A cidade de Manaus (AM) também abriga número significativo de migrantes warao. Atualmente 566 integrantes dessa etnia encontram-se abrigados nas três casas de acolhimento localizadas nos bairros Alfredo Nascimento, Centro e Coroado.
Dado a falta de projetos específicos para a interiorização dos migrantes indígenas para outras cidades do Brasil, tais povos encontram-se, muitas vezes, em situações de vulnerabilidade econômica e social. Logo, as atividades que garantem o apoio financeiro das famílias warao no Brasil têm sido principalmente fundamentadas nas vendas de artesanato e na chamada coleta de dinheiro.
Para os warao, sair às ruas para pedir esmola é considerado trabalho. No geral, são as mulheres que pedem tais doações, visando à sobrevivência e manutenção de suas famílias. Até o início desse ano, era comum que elas levassem consigo crianças para essa atividade, de modo a conseguirem mais donativos. No entanto, a mendicância na presença de menores de idade é considerada um delito segundo a legislação brasileira.
Por outro lado, a produção de peças artesanais tem sido importante para a manutenção e integração social dos mesmos no Brasil. Apesar das dificuldades para terem acesso à fibra do buriti – matéria-prima para a confecção de diferentes tipos de artesanatos típicos da etnia –, visto que no Brasil é necessário ter licença ambiental para derrubar a árvore do Buriti, grupos de voluntários empenham-se no auxílio e organização das vendas.

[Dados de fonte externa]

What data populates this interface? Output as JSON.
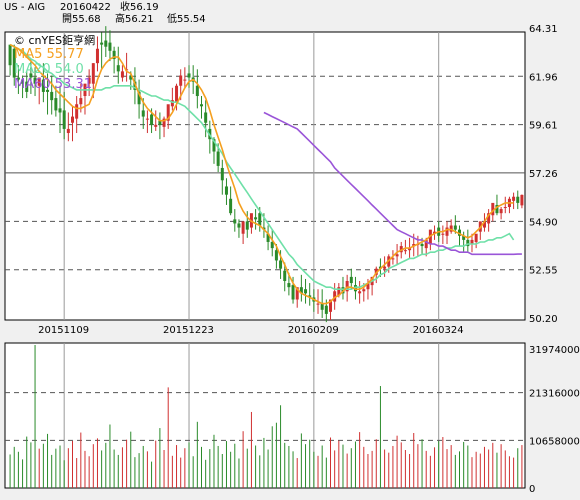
{
  "header": {
    "symbol": "US - AIG",
    "date": "20160422",
    "close_label": "收56.19",
    "open_label": "開55.68",
    "high_label": "高56.21",
    "low_label": "低55.54"
  },
  "legend": {
    "source": "© cnYES鉅亨網",
    "ma5": "MA5 55.77",
    "ma20": "MA20 54.0",
    "ma60": "MA60 53.31"
  },
  "colors": {
    "up": "#d03030",
    "down": "#2a8a2a",
    "ma5": "#f5a020",
    "ma20": "#6fe0a8",
    "ma60": "#9a55d8",
    "grid": "#555555",
    "background": "#f0f0f0"
  },
  "chart_data": [
    {
      "type": "candlestick",
      "title": "US - AIG",
      "y_ticks": [
        "64.31",
        "61.96",
        "59.61",
        "57.26",
        "54.90",
        "52.55",
        "50.20"
      ],
      "y_tick_values": [
        64.31,
        61.96,
        59.61,
        57.26,
        54.9,
        52.55,
        50.2
      ],
      "ylim": [
        50.2,
        64.31
      ],
      "x_ticks": [
        "20151109",
        "20151223",
        "20160209",
        "20160324"
      ],
      "x_tick_index": [
        13,
        43,
        73,
        103
      ],
      "num_bars": 124,
      "ohlc": [
        [
          63.5,
          63.4,
          62.5,
          62.0
        ],
        [
          63.3,
          63.5,
          61.9,
          61.5
        ],
        [
          61.9,
          62.5,
          61.8,
          61.1
        ],
        [
          61.8,
          62.0,
          61.6,
          60.9
        ],
        [
          61.7,
          62.2,
          61.2,
          60.9
        ],
        [
          62.1,
          62.8,
          61.9,
          61.1
        ],
        [
          61.9,
          62.4,
          61.6,
          61.0
        ],
        [
          61.5,
          61.9,
          61.9,
          60.6
        ],
        [
          61.8,
          62.6,
          61.2,
          60.7
        ],
        [
          61.3,
          62.1,
          61.2,
          60.1
        ],
        [
          61.2,
          62.0,
          60.8,
          60.1
        ],
        [
          60.9,
          61.5,
          60.3,
          60.0
        ],
        [
          60.4,
          61.5,
          60.2,
          59.2
        ],
        [
          60.3,
          61.2,
          59.4,
          58.9
        ],
        [
          59.2,
          60.2,
          59.4,
          58.8
        ],
        [
          59.7,
          60.5,
          60.0,
          58.8
        ],
        [
          59.9,
          61.0,
          60.6,
          59.2
        ],
        [
          60.6,
          61.6,
          60.9,
          60.2
        ],
        [
          61.0,
          61.6,
          61.6,
          60.1
        ],
        [
          61.6,
          62.3,
          61.9,
          61.0
        ],
        [
          61.6,
          62.6,
          62.6,
          60.9
        ],
        [
          62.6,
          63.9,
          63.3,
          62.2
        ],
        [
          63.6,
          64.1,
          63.5,
          62.3
        ],
        [
          63.7,
          64.4,
          63.4,
          62.9
        ],
        [
          63.6,
          64.2,
          63.2,
          62.7
        ],
        [
          63.2,
          63.4,
          62.8,
          62.1
        ],
        [
          62.5,
          63.4,
          62.2,
          61.6
        ],
        [
          61.9,
          62.5,
          62.2,
          61.7
        ],
        [
          62.3,
          63.1,
          62.3,
          61.7
        ],
        [
          62.0,
          62.2,
          61.8,
          61.3
        ],
        [
          61.7,
          62.4,
          61.3,
          60.6
        ],
        [
          61.2,
          61.8,
          60.6,
          59.9
        ],
        [
          60.3,
          60.9,
          60.0,
          59.4
        ],
        [
          59.9,
          60.3,
          59.9,
          59.2
        ],
        [
          60.1,
          60.4,
          59.6,
          59.2
        ],
        [
          59.5,
          60.3,
          59.6,
          59.3
        ],
        [
          59.8,
          60.2,
          59.6,
          58.9
        ],
        [
          59.5,
          60.0,
          59.9,
          59.0
        ],
        [
          59.8,
          60.5,
          60.6,
          59.4
        ],
        [
          60.5,
          61.4,
          60.8,
          60.3
        ],
        [
          60.7,
          61.6,
          61.5,
          60.3
        ],
        [
          61.5,
          62.3,
          62.0,
          60.8
        ],
        [
          61.8,
          62.4,
          61.8,
          61.4
        ],
        [
          62.1,
          62.5,
          61.9,
          61.4
        ],
        [
          61.9,
          62.5,
          61.7,
          61.1
        ],
        [
          61.5,
          62.3,
          61.0,
          60.4
        ],
        [
          60.6,
          61.0,
          60.5,
          59.9
        ],
        [
          60.2,
          60.8,
          59.7,
          59.0
        ],
        [
          59.4,
          59.8,
          58.9,
          58.2
        ],
        [
          58.9,
          59.0,
          58.3,
          57.7
        ],
        [
          58.3,
          58.7,
          57.6,
          57.3
        ],
        [
          57.5,
          57.9,
          56.9,
          56.2
        ],
        [
          56.6,
          57.0,
          56.2,
          55.7
        ],
        [
          56.0,
          56.6,
          55.3,
          55.2
        ],
        [
          55.0,
          55.5,
          54.8,
          54.4
        ],
        [
          54.8,
          55.0,
          54.6,
          54.1
        ],
        [
          54.3,
          54.9,
          54.9,
          53.8
        ],
        [
          54.9,
          55.4,
          54.5,
          54.1
        ],
        [
          54.6,
          55.1,
          55.3,
          54.3
        ],
        [
          55.1,
          55.5,
          55.0,
          54.5
        ],
        [
          55.3,
          55.6,
          54.7,
          54.4
        ],
        [
          54.6,
          55.3,
          54.5,
          54.1
        ],
        [
          54.3,
          54.7,
          53.9,
          53.5
        ],
        [
          53.9,
          54.5,
          53.6,
          53.2
        ],
        [
          53.5,
          53.8,
          53.0,
          52.6
        ],
        [
          53.0,
          53.5,
          52.6,
          52.1
        ],
        [
          52.5,
          52.9,
          52.0,
          51.5
        ],
        [
          51.9,
          52.4,
          51.7,
          51.3
        ],
        [
          51.8,
          52.2,
          51.1,
          50.9
        ],
        [
          51.1,
          51.6,
          51.7,
          50.7
        ],
        [
          51.7,
          52.3,
          51.4,
          51.0
        ],
        [
          51.6,
          52.1,
          51.4,
          50.9
        ],
        [
          51.3,
          51.9,
          51.2,
          50.8
        ],
        [
          51.2,
          51.6,
          51.0,
          50.5
        ],
        [
          50.9,
          51.6,
          50.9,
          50.4
        ],
        [
          50.9,
          51.6,
          50.6,
          50.2
        ],
        [
          50.8,
          51.1,
          50.4,
          50.0
        ],
        [
          50.5,
          51.1,
          51.1,
          50.1
        ],
        [
          51.0,
          51.9,
          51.5,
          50.6
        ],
        [
          51.3,
          51.9,
          51.7,
          51.2
        ],
        [
          51.7,
          52.2,
          51.4,
          51.1
        ],
        [
          51.5,
          52.3,
          52.0,
          51.0
        ],
        [
          52.2,
          52.6,
          51.9,
          51.6
        ],
        [
          51.8,
          52.2,
          51.5,
          51.1
        ],
        [
          51.4,
          52.0,
          51.5,
          50.9
        ],
        [
          51.5,
          51.9,
          51.6,
          51.0
        ],
        [
          51.6,
          52.1,
          51.9,
          51.1
        ],
        [
          51.8,
          52.2,
          52.2,
          51.3
        ],
        [
          52.3,
          52.7,
          52.6,
          51.9
        ],
        [
          52.7,
          53.1,
          52.6,
          52.2
        ],
        [
          52.6,
          53.2,
          52.7,
          52.2
        ],
        [
          52.7,
          53.3,
          53.2,
          52.4
        ],
        [
          53.1,
          53.5,
          53.1,
          52.8
        ],
        [
          53.2,
          53.8,
          53.3,
          52.8
        ],
        [
          53.4,
          53.9,
          53.7,
          53.1
        ],
        [
          53.5,
          54.0,
          53.5,
          53.3
        ],
        [
          53.5,
          54.1,
          53.6,
          53.1
        ],
        [
          53.7,
          54.3,
          53.8,
          53.2
        ],
        [
          53.8,
          54.2,
          53.8,
          53.2
        ],
        [
          53.8,
          54.1,
          53.7,
          53.3
        ],
        [
          53.6,
          54.1,
          54.0,
          53.2
        ],
        [
          53.8,
          54.4,
          54.5,
          53.5
        ],
        [
          54.3,
          54.7,
          54.4,
          54.0
        ],
        [
          54.6,
          54.9,
          54.2,
          53.9
        ],
        [
          54.3,
          54.7,
          54.3,
          53.8
        ],
        [
          54.2,
          54.9,
          54.6,
          53.8
        ],
        [
          54.4,
          55.0,
          54.7,
          54.3
        ],
        [
          54.7,
          55.2,
          54.5,
          54.3
        ],
        [
          54.5,
          54.7,
          54.2,
          53.7
        ],
        [
          54.2,
          54.4,
          54.0,
          53.4
        ],
        [
          54.0,
          54.5,
          53.7,
          53.4
        ],
        [
          53.8,
          54.3,
          54.0,
          53.4
        ],
        [
          53.9,
          54.2,
          54.3,
          53.6
        ],
        [
          54.4,
          54.9,
          54.9,
          54.0
        ],
        [
          54.6,
          55.3,
          54.9,
          54.4
        ],
        [
          54.8,
          55.5,
          55.3,
          54.4
        ],
        [
          55.2,
          55.6,
          55.8,
          54.9
        ],
        [
          55.7,
          56.2,
          55.3,
          55.2
        ],
        [
          55.3,
          55.6,
          55.5,
          55.0
        ],
        [
          55.6,
          56.1,
          55.6,
          55.3
        ],
        [
          55.6,
          56.1,
          56.0,
          55.3
        ],
        [
          55.9,
          56.3,
          56.1,
          55.5
        ],
        [
          56.1,
          56.4,
          55.8,
          55.5
        ],
        [
          55.68,
          56.21,
          56.19,
          55.54
        ]
      ],
      "ma5": [
        63.5,
        63.4,
        63.3,
        63.1,
        62.9,
        62.7,
        62.5,
        62.2,
        62.0,
        61.8,
        61.6,
        61.3,
        61.1,
        60.9,
        60.7,
        60.5,
        60.4,
        60.4,
        60.5,
        60.6,
        61.1,
        61.8,
        62.3,
        62.6,
        62.8,
        62.9,
        62.9,
        62.6,
        62.2,
        62.1,
        61.6,
        61.1,
        60.7,
        60.4,
        60.2,
        60.0,
        59.8,
        59.8,
        59.9,
        60.2,
        60.6,
        61.0,
        61.4,
        61.7,
        61.8,
        61.6,
        61.3,
        60.9,
        60.3,
        59.6,
        59.0,
        58.4,
        57.7,
        57.1,
        56.5,
        55.8,
        55.4,
        55.1,
        54.9,
        54.8,
        54.7,
        54.5,
        54.3,
        54.0,
        53.7,
        53.2,
        52.8,
        52.3,
        51.9,
        51.6,
        51.4,
        51.3,
        51.2,
        51.1,
        51.0,
        50.9,
        50.9,
        51.0,
        51.2,
        51.3,
        51.5,
        51.7,
        51.7,
        51.6,
        51.6,
        51.7,
        51.9,
        52.1,
        52.4,
        52.6,
        52.8,
        53.0,
        53.2,
        53.4,
        53.5,
        53.6,
        53.6,
        53.7,
        53.8,
        53.9,
        54.0,
        54.2,
        54.3,
        54.4,
        54.4,
        54.5,
        54.5,
        54.4,
        54.3,
        54.2,
        54.1,
        54.2,
        54.4,
        54.6,
        54.9,
        55.2,
        55.4,
        55.6,
        55.7,
        55.8,
        55.8,
        55.8
      ],
      "ma20": [
        63.5,
        63.4,
        63.3,
        63.2,
        63.0,
        62.8,
        62.7,
        62.5,
        62.4,
        62.2,
        62.1,
        61.9,
        61.8,
        61.6,
        61.5,
        61.4,
        61.3,
        61.3,
        61.3,
        61.3,
        61.3,
        61.3,
        61.3,
        61.4,
        61.4,
        61.5,
        61.5,
        61.5,
        61.5,
        61.5,
        61.4,
        61.3,
        61.2,
        61.1,
        61.0,
        61.0,
        60.9,
        60.8,
        60.8,
        60.7,
        60.7,
        60.6,
        60.5,
        60.3,
        60.1,
        59.9,
        59.7,
        59.4,
        59.1,
        58.8,
        58.5,
        58.2,
        57.8,
        57.5,
        57.2,
        56.9,
        56.6,
        56.3,
        56.0,
        55.7,
        55.4,
        55.1,
        54.8,
        54.5,
        54.2,
        53.9,
        53.6,
        53.3,
        53.1,
        52.8,
        52.6,
        52.4,
        52.2,
        52.0,
        51.9,
        51.8,
        51.7,
        51.7,
        51.6,
        51.6,
        51.6,
        51.6,
        51.6,
        51.7,
        51.7,
        51.8,
        51.9,
        52.0,
        52.1,
        52.3,
        52.4,
        52.6,
        52.7,
        52.8,
        52.9,
        53.0,
        53.1,
        53.1,
        53.2,
        53.3,
        53.3,
        53.4,
        53.4,
        53.5,
        53.5,
        53.6,
        53.6,
        53.7,
        53.7,
        53.7,
        53.8,
        53.8,
        53.8,
        53.9,
        53.9,
        54.0,
        54.0,
        54.1,
        54.1,
        54.2,
        54.3,
        54.0
      ],
      "ma60_start_index": 61,
      "ma60": [
        60.2,
        60.1,
        60.0,
        59.9,
        59.8,
        59.7,
        59.6,
        59.5,
        59.4,
        59.2,
        59.0,
        58.8,
        58.6,
        58.4,
        58.2,
        58.0,
        57.8,
        57.5,
        57.3,
        57.1,
        56.9,
        56.7,
        56.5,
        56.3,
        56.1,
        55.9,
        55.7,
        55.5,
        55.3,
        55.1,
        54.9,
        54.7,
        54.5,
        54.4,
        54.3,
        54.2,
        54.1,
        54.0,
        54.0,
        53.9,
        53.8,
        53.8,
        53.7,
        53.7,
        53.6,
        53.5,
        53.5,
        53.4,
        53.4,
        53.4,
        53.3,
        53.3,
        53.3,
        53.3,
        53.3,
        53.3,
        53.3,
        53.3,
        53.3,
        53.3,
        53.3,
        53.31,
        53.31
      ]
    },
    {
      "type": "bar",
      "title": "Volume",
      "y_ticks": [
        "31974000",
        "21316000",
        "10658000",
        "0"
      ],
      "y_tick_values": [
        31974000,
        21316000,
        10658000,
        0
      ],
      "ylim": [
        0,
        31974000
      ],
      "values": [
        7.5,
        9.2,
        8.1,
        6.4,
        11.5,
        10.2,
        31.97,
        8.8,
        9.9,
        12.1,
        7.4,
        8.8,
        9.5,
        6.2,
        8.9,
        10.5,
        6.7,
        12.4,
        8.3,
        7.1,
        9.8,
        11.1,
        8.4,
        10.1,
        14.2,
        8.6,
        7.4,
        9.1,
        10.8,
        12.6,
        6.9,
        7.8,
        9.4,
        8.2,
        5.9,
        10.6,
        13.4,
        8.5,
        22.5,
        7.2,
        9.6,
        6.8,
        8.9,
        10.2,
        7.1,
        14.8,
        9.2,
        6.3,
        8.7,
        11.9,
        9.4,
        7.6,
        10.5,
        8.1,
        9.9,
        6.6,
        12.7,
        8.8,
        17.0,
        9.5,
        7.3,
        11.2,
        8.6,
        13.8,
        14.6,
        18.5,
        10.1,
        9.4,
        8.2,
        6.7,
        12.2,
        9.8,
        10.8,
        8.1,
        7.2,
        9.5,
        6.8,
        11.3,
        8.4,
        10.6,
        9.7,
        7.7,
        8.9,
        10.4,
        12.5,
        9.2,
        7.6,
        8.3,
        10.9,
        22.8,
        8.6,
        7.9,
        9.4,
        11.7,
        10.2,
        8.5,
        7.6,
        12.3,
        9.8,
        10.9,
        8.3,
        7.2,
        9.1,
        10.5,
        11.4,
        8.7,
        9.6,
        7.4,
        8.2,
        10.3,
        9.5,
        6.9,
        8.1,
        7.7,
        9.2,
        8.6,
        10.1,
        7.9,
        9.8,
        8.4,
        7.1,
        6.8,
        8.9,
        9.6
      ],
      "values_unit": "millions"
    }
  ]
}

Outras atividades importantes para a inserção social dessa etnia no país foram realizadas. Em janeiro, houve uma oficina de artesanato indígena no Sesc Belenzinho, em São Paulo. Em maio, o atual prefeito da cidade de Manaus, Artur Neto, anunciou uma medida sobre o aluguel de um sítio para abrigar os migrantes warao.
Por outro lado, é necessário apontar as dificuldades presenciadas por tais migrantes no Brasil. Além das diferenças culturais, dos impasses de adaptação e das vulnerabilidades econômicas, há ainda as diferenças lingüísticas, como, por exemplo, a especificidade da língua warao. Esses fatores contribuem para que os migrantes tenham ainda mais dificuldades de conseguir empregos formais em comparação aos migrantes venezuelanos não-indígenas.
Visto a superlotação dos abrigos em Boa Vista, capital do estado de Roraima, o desemprego e a constante chegada de migrantes venezuelanos, a ocupação de prédios abandonados tem sido uma alternativa à condição de morar nas ruas. Em um clube de Boa Vista, outrora abandonado, cerca de 510 moradores vivem sob condições precárias. A maioria deles são indígenas warao.
Ademais das dificuldades citadas anteriormente, cabe ressaltar que os impasses promovidos perante a inserção social dos migrantes indígenas fundamentam-se, ainda, na resistência e problemáticas concernentes ao exercício das políticas e dos direitos dos próprios grupos indígenas presentes no Brasil. Invisibilizados e, muitas vezes, excluídos das políticas públicas empreendidas pelos órgãos governamentais, a aderência e atenção às necessidades e respeito às tradições e culturas dos povos warao e de demais etnias dos migrantes indígenas tornam-se também prejudicadas.
Sem expectativas de melhoras no cenário venezuelano, há de se pensar em medidas de acolhimento que promovam a adaptação e integração dos migrantes indígenas no Brasil.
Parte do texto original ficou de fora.